Find Us On Social Media :

Ternyata Beginilah Awal Mula Sikap Anti-Israel Indonesia

By Afif Khoirul M, Selasa, 11 Juni 2024 | 12:50 WIB

Awal mula sikap Indonesia yang anti-israel.

Intisari kini telah hadir di WhatsApp Channel, dapatkan artikel terupdate di sini

Intisari-online.com - Untuk menggali akar permasalahan dalam hubungan antara Indonesia dan Israel, kita harus menelusuri sejarah yang panjang, yang bermula beberapa dekade sebelum kedua negara ini merdeka.

Pada era 1920-an, gerakan sosial Muslim di Indonesia mulai menunjukkan minat yang mendalam terhadap isu Palestina, didorong oleh kecenderungan simpatik terhadap Arab dan solidaritas Islam.

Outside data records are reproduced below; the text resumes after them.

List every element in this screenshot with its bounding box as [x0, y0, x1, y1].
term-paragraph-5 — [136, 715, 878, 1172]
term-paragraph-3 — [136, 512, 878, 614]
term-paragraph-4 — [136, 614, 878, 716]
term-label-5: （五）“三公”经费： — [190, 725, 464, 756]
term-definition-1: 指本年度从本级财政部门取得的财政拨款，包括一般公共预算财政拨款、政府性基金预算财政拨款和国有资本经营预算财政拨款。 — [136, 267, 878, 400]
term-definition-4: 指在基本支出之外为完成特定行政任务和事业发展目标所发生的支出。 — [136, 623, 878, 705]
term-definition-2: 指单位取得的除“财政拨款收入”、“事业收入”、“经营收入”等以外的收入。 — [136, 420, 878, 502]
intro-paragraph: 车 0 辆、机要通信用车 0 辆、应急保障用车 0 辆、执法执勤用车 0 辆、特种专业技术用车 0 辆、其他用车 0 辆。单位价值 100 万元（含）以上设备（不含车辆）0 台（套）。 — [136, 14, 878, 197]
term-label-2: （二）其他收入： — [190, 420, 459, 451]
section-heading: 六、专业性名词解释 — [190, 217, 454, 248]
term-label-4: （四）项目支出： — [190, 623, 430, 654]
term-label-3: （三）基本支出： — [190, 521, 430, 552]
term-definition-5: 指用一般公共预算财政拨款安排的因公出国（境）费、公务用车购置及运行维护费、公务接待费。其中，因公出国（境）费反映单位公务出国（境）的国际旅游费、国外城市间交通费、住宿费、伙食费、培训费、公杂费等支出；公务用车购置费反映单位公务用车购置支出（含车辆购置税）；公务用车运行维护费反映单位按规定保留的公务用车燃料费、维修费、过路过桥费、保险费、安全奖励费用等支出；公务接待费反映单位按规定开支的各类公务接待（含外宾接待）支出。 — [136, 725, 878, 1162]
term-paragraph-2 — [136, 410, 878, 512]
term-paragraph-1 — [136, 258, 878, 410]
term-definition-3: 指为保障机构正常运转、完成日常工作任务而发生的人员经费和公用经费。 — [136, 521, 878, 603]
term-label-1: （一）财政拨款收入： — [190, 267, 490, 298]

Diskusi tentang nasib Palestina menjadi agenda tetap dalam pertemuan tahunan organisasi Islam Muhammadiyah, yang didirikan pada 1912 untuk mempromosikan pemikiran reformis Muhammad Abduh. Organisasi ini, bersama dengan Nahdlatul Ulama, menjadi dua kekuatan besar yang mengatur dinamika Islam di Indonesia.

Selama Perang Dunia II, ada suara-suara kritis dari umat Islam Indonesia terhadap sikap Inggris yang dianggap merugikan Mufti Agung Yerusalem, Haji Amin al-Husseini.

Dengan ribuan ulama Indonesia yang menimba ilmu di pusat-pusat keilmuan Arab seperti Mesir, Mekkah, dan Madinah, serta puluhan ribu jamaah haji dan umroh yang berziarah ke Saudi, perhatian terhadap masa depan Palestina telah menjadi bagian dari kesadaran kolektif umat Islam Indonesia.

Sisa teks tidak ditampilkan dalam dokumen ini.